[ 
https://issues.apache.org/jira/browse/RNG-174?page=com.atlassian.jira.plugin.system.issuetabpanels:comment-tabpanel&focusedCommentId=17517467#comment-17517467
 ] 

Alex Herbert commented on RNG-174:
----------------------------------

I have updated the o.a.c.rng.simple.internal package to support checking a 
range of the seed is not all zero. This updates RandomSourceInternal and 
SeedFactory.

Only one new method is public and one change has occurred to an existing public 
method to change from abstract to an implementation (it just calls the new 
method). Here is the JApiCmp report:
{noformat}
Comparing source compatibility of commons-rng-simple-1.5-SNAPSHOT.jar against 
commons-rng-simple-1.4.jar
**** MODIFIED ENUM: PUBLIC ABSTRACT 
org.apache.commons.rng.simple.internal.NativeSeedType  (compatible)
        ===  CLASS FILE FORMAT VERSION: 52.0 <- 52.0
        ***  MODIFIED METHOD: PUBLIC NON_ABSTRACT (<- ABSTRACT) 
java.lang.Object createSeed(int)
        +++* NEW METHOD: PUBLIC(+) ABSTRACT(+) java.lang.Object createSeed(int, 
int, int)
{noformat}
The existing method createSeed in NativeSeedType is public so adding this new 
method as public is consistent. It could be changed to package-private.
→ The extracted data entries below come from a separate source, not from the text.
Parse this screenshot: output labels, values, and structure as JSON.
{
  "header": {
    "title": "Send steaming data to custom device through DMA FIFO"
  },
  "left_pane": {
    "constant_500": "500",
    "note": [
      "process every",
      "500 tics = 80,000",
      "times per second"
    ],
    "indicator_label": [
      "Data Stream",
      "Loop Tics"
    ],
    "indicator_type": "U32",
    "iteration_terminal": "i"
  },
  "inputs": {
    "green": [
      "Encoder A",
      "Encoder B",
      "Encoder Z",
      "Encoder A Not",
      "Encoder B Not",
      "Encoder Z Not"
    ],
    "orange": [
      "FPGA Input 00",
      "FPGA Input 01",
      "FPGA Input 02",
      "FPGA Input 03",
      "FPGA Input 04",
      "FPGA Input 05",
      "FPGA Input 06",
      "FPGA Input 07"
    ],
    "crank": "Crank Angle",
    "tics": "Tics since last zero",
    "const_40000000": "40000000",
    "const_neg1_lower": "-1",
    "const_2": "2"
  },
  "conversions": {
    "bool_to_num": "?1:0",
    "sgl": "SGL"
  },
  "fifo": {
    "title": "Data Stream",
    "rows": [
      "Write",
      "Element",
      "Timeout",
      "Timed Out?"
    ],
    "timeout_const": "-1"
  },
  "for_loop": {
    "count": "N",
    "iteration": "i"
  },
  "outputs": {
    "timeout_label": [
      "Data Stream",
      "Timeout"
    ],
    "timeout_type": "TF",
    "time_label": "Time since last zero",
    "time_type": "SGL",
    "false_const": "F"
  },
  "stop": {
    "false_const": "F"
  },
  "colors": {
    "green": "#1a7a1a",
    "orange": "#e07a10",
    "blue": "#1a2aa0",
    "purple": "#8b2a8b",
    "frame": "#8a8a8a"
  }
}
This 
class is only used internally and could be entirely package-private. That may 
not have been the case when it was created for version 1.3 but I cannot 
remember and have not checked the commit history.

The new internal seeding routines holds a sub-range of the seed that cannot be 
all zero. Work was previously done to avoid creating all zero seeds as some 
generators are sensitive to them. This used the simple approach to ensure the 
first position in array seeds is non zero. I have used the previous tests to 
identify the generators that require non-zero seeds. See
 * o.a.c.rng.simple.ProvidersCommonParametricTest.testZeroIntArraySeed
 * o.a.c.rng.core.RandomAssert.assertNextIntZeroOutput
 * o.a.c.rng.core.RandomAssert.assertNextLongZeroOutput
 * 
o.a.c.rng.core.RandomAssert.assertIntArrayConstructorWithSingleBitInPoolIsFunctional

Any generator identified from these tests requires a non-zero seed. In most 
cases this was set as the full seed length, or one less for generators that do 
not use all the bits of the seed array (WELL_19937_x,
WELL_44497_x).

Notable exceptions:

The KISS generator is reduced to a simple LCG when positions [0, 3) are all 
zero. I added a test to demonstrate this. With a zero seed the KISS LCG passes 
testZeroIntArraySeed. However output will be a 32-bit LCG. To avoid a poor 
generator the seed will be checked to be non-zero in the range [0, 3). This 
prevents the KISS generator reducing to a LCG. It is consistent with checking 
range [0, 1) in previous versions of the library.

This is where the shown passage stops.